4. De rechtbank is van oordeel dat verweerder met de taxatiematrix en de toelichting die daarop op de zitting is gegeven, aannemelijk heeft gemaakt dat de waarde van de woning niet te hoog is vastgesteld. Uit het taxatiematrix blijkt dat de waarde van de woning is bepaald met behulp van een methode van vergelijking met referentiewoningen, waarvan marktgegevens beschikbaar zijn. Uit de taxatieopbouw blijkt dat de woning is vergeleken met woningen die voldoende vergelijkbaar zijn. Met het taxatiematrix maakt verweerder verder aannemelijk dat bij de waardebepaling in voldoende mate rekening is gehouden met de verschillen tussen de referentiewoningen en de woning. De waardeverhouding tussen de woning en de referentiewoningen is naar het oordeel van de rechtbank voldoende inzichtelijk gemaakt. Wat eiser in beroep aanvoert, brengt de rechtbank niet tot een ander oordeel.
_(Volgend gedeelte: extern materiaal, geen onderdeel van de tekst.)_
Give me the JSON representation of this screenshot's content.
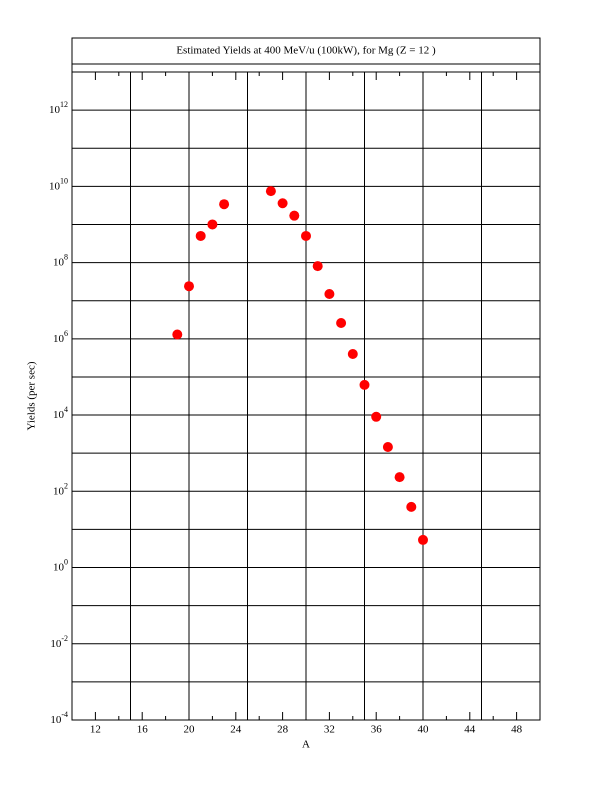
{
  "chart_data": {
    "type": "scatter",
    "title": "Estimated Yields at 400 MeV/u (100kW), for Mg (Z = 12 )",
    "x_label": "A",
    "y_label": "Yields (per sec)",
    "log_y": true,
    "grid": true,
    "series": [
      {
        "color": "#ff0000",
        "x": [
          19,
          20,
          21,
          22,
          23,
          27,
          28,
          29,
          30,
          31,
          32,
          33,
          34,
          35,
          36,
          37,
          38,
          39,
          40
        ],
        "values": [
          1300000,
          24000000,
          500000000,
          1000000000,
          3400000000,
          7500000000,
          3600000000,
          1700000000,
          500000000,
          81000000,
          15000000,
          2600000,
          400000,
          62000,
          9000,
          1450,
          235,
          39,
          5.3
        ]
      }
    ],
    "xlim": [
      10,
      50
    ],
    "xticks": [
      12,
      16,
      20,
      24,
      28,
      32,
      36,
      40,
      44,
      48
    ],
    "xminorticks": [
      14,
      18,
      22,
      26,
      30,
      34,
      38,
      42,
      46
    ],
    "xgrid": [
      15,
      20,
      25,
      30,
      35,
      40,
      45
    ],
    "ylim": [
      0.0001,
      10000000000000
    ],
    "yticks": [
      {
        "value": 0.0001,
        "label": "10^-4"
      },
      {
        "value": 0.01,
        "label": "10^-2"
      },
      {
        "value": 1,
        "label": "10^0"
      },
      {
        "value": 100,
        "label": "10^2"
      },
      {
        "value": 10000,
        "label": "10^4"
      },
      {
        "value": 1000000,
        "label": "10^6"
      },
      {
        "value": 100000000,
        "label": "10^8"
      },
      {
        "value": 10000000000,
        "label": "10^10"
      },
      {
        "value": 1000000000000,
        "label": "10^12"
      }
    ],
    "ygrid": [
      0.001,
      0.1,
      10,
      1000,
      100000,
      10000000,
      1000000000,
      100000000000
    ]
  }
}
5. Eiser wijst er op dat verweerder in de taxatiematrix uitgaat van afwijkende verkoopcijfers van de referentiewoningen, gelet op de verkoopcijfers die worden genoemd in de door verweerder overgelegde vastgoedkaarten. De rechtbank volgt eiser daarin niet omdat verweerder op de zitting heeft toegelicht dat in de vastgoedkaarten niet de uiteindelijke verkoopcijfers, maar de vraagprijzen staan vermeld. Er is dus geen aanleiding voor het oordeel dat de verkoopcijfers in de taxatiematrix onjuist zijn vastgelegd.
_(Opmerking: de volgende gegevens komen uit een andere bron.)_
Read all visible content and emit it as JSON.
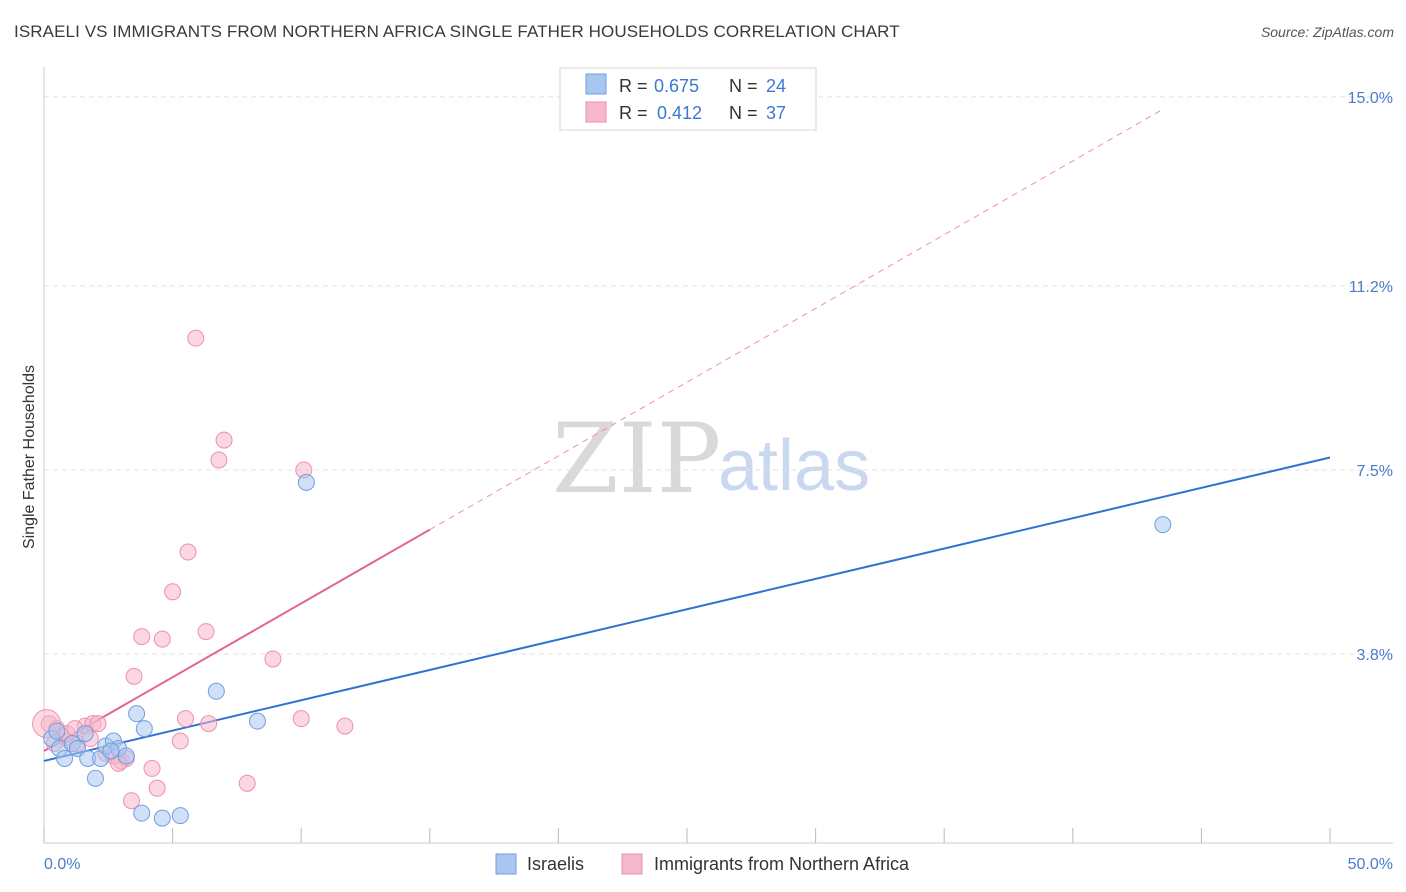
{
  "title": "ISRAELI VS IMMIGRANTS FROM NORTHERN AFRICA SINGLE FATHER HOUSEHOLDS CORRELATION CHART",
  "source": "Source: ZipAtlas.com",
  "watermark": {
    "zip": "ZIP",
    "atlas": "atlas"
  },
  "legend": {
    "rows": [
      {
        "r_label": "R = ",
        "r_value": "0.675",
        "n_label": "N = ",
        "n_value": "24",
        "color": "#a9c6f0"
      },
      {
        "r_label": "R = ",
        "r_value": "0.412",
        "n_label": "N = ",
        "n_value": "37",
        "color": "#f6b7ca"
      }
    ]
  },
  "bottom_legend": [
    {
      "label": "Israelis",
      "color": "#a9c6f0"
    },
    {
      "label": "Immigrants from Northern Africa",
      "color": "#f6b7ca"
    }
  ],
  "colors": {
    "israelis_fill": "#a9c6f0",
    "israelis_stroke": "#6f9ee0",
    "israelis_line": "#2f72d0",
    "africa_fill": "#f6b7ca",
    "africa_stroke": "#ef8fae",
    "africa_line": "#e26590",
    "tick_label": "#4a7cc9",
    "grid": "#e1e1e1"
  },
  "chart_data": {
    "type": "scatter",
    "title": "ISRAELI VS IMMIGRANTS FROM NORTHERN AFRICA SINGLE FATHER HOUSEHOLDS CORRELATION CHART",
    "xlabel": "",
    "ylabel": "Single Father Households",
    "xlim": [
      0,
      50
    ],
    "ylim": [
      0,
      15.4
    ],
    "x_tick_labels": [
      "0.0%",
      "50.0%"
    ],
    "y_ticks": [
      {
        "value": 3.8,
        "label": "3.8%"
      },
      {
        "value": 7.5,
        "label": "7.5%"
      },
      {
        "value": 11.2,
        "label": "11.2%"
      },
      {
        "value": 15.0,
        "label": "15.0%"
      }
    ],
    "series": [
      {
        "name": "Israelis",
        "r": 0.675,
        "n": 24,
        "trend": {
          "x0": 0,
          "y0": 1.65,
          "x1": 50,
          "y1": 7.75,
          "style": "solid"
        },
        "points": [
          [
            0.3,
            2.1
          ],
          [
            0.6,
            1.9
          ],
          [
            0.8,
            1.7
          ],
          [
            1.1,
            2.0
          ],
          [
            1.3,
            1.9
          ],
          [
            1.6,
            2.2
          ],
          [
            1.7,
            1.7
          ],
          [
            2.0,
            1.3
          ],
          [
            2.2,
            1.7
          ],
          [
            2.4,
            1.95
          ],
          [
            2.7,
            2.05
          ],
          [
            2.9,
            1.9
          ],
          [
            3.2,
            1.75
          ],
          [
            3.6,
            2.6
          ],
          [
            3.9,
            2.3
          ],
          [
            3.8,
            0.6
          ],
          [
            4.6,
            0.5
          ],
          [
            5.3,
            0.55
          ],
          [
            6.7,
            3.05
          ],
          [
            8.3,
            2.45
          ],
          [
            10.2,
            7.25
          ],
          [
            43.5,
            6.4
          ],
          [
            0.5,
            2.25
          ],
          [
            2.6,
            1.85
          ]
        ]
      },
      {
        "name": "Immigrants from Northern Africa",
        "r": 0.412,
        "n": 37,
        "trend": {
          "x0": 0,
          "y0": 1.85,
          "x1": 15.0,
          "y1": 6.3,
          "style": "solid"
        },
        "trend_extension": {
          "x0": 15.0,
          "y0": 6.3,
          "x1": 43.5,
          "y1": 14.75,
          "style": "dashed"
        },
        "points": [
          [
            0.2,
            2.4
          ],
          [
            0.5,
            2.3
          ],
          [
            0.7,
            2.15
          ],
          [
            1.0,
            2.05
          ],
          [
            1.3,
            2.0
          ],
          [
            1.6,
            2.35
          ],
          [
            1.9,
            2.4
          ],
          [
            2.1,
            2.4
          ],
          [
            2.4,
            1.8
          ],
          [
            2.7,
            1.75
          ],
          [
            3.0,
            1.65
          ],
          [
            3.2,
            1.7
          ],
          [
            3.5,
            3.35
          ],
          [
            3.8,
            4.15
          ],
          [
            4.2,
            1.5
          ],
          [
            4.4,
            1.1
          ],
          [
            4.6,
            4.1
          ],
          [
            5.0,
            5.05
          ],
          [
            5.3,
            2.05
          ],
          [
            5.5,
            2.5
          ],
          [
            5.6,
            5.85
          ],
          [
            5.9,
            10.15
          ],
          [
            6.3,
            4.25
          ],
          [
            6.4,
            2.4
          ],
          [
            6.8,
            7.7
          ],
          [
            7.0,
            8.1
          ],
          [
            7.9,
            1.2
          ],
          [
            8.9,
            3.7
          ],
          [
            10.0,
            2.5
          ],
          [
            10.1,
            7.5
          ],
          [
            11.7,
            2.35
          ],
          [
            0.9,
            2.2
          ],
          [
            1.8,
            2.1
          ],
          [
            2.9,
            1.6
          ],
          [
            3.4,
            0.85
          ],
          [
            1.2,
            2.3
          ],
          [
            0.4,
            2.0
          ]
        ]
      }
    ]
  }
}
6. Eiser voert aan dat de waarde te hoog is vastgesteld omdat de woning gedateerd is terwijl de referentiewoningen allemaal zijn opgeknapt. De beroepsgrond slaagt niet. Verweerder heeft toegelicht dat bij een voormalige verkoop van de woning aan de hand van foto’s op Funda is vastgesteld dat de woning beschikt over eenvoudige voorzieningen. In reactie daarop stelt eiser dat verweerder de foto’s die op Funda stonden, had moeten overleggen. De rechtbank is het daar niet mee eens. De rechtbank stelt vast dat de eenvoudigheid van de woning zelf niet zozeer in geschil is. Eiser wijst juist op de foto’s op de vastgoedkaarten waaruit blijkt dat de referentiewoningen zijn opgeknapt. Op basis van de foto’s van de voorzieningen van de referentiewoningen, is er geen aanleiding om aan te nemen dat verweerder niet de kwalificatie ‘normaal’ had kunnen geven aan de voorzieningen. Volgens de rechtbank blijkt ook uit de woningwaarde dat verweerder voldoende rekening heeft gehouden met het verschil in voorzieningenniveau. De woning heeft namelijk een woningwaarde van € 2.636,- p/m², terwijl de referentiewoningen allemaal een hogere gerealiseerde verkoopprijs hebben, variërend van € 3.025,- p/m² tot € 3.166,- p/m².
7. Voor zover eiser heeft verzocht om toekenning van een schadevergoeding wegens overschrijding van de redelijke termijn, wijst de rechtbank dit verzoek af. Als uitgangspunt geldt een termijn van twee jaar voor de bezwaar- en de beroepsfase. Een overschrijding van deze redelijke termijn is niet aan de orde, omdat binnen twee jaar na het bezwaarschrift uitspraak is gedaan.
Deze uitspraak is gedaan door mr. R.C. Stijnen, rechter, in aanwezigheid van mr. C.L. Fix, griffier. De beslissing is in het openbaar uitgesproken op 21 maart 2022.
griffier
rechter
Afschrift verzonden aan partijen op:

Rechtsmiddel

Tegen deze uitspraak kan binnen zes weken na de dag van verzending van het proces-verbaal hoger beroep worden ingesteld bij het gerechtshof Arnhem-Leeuwarden.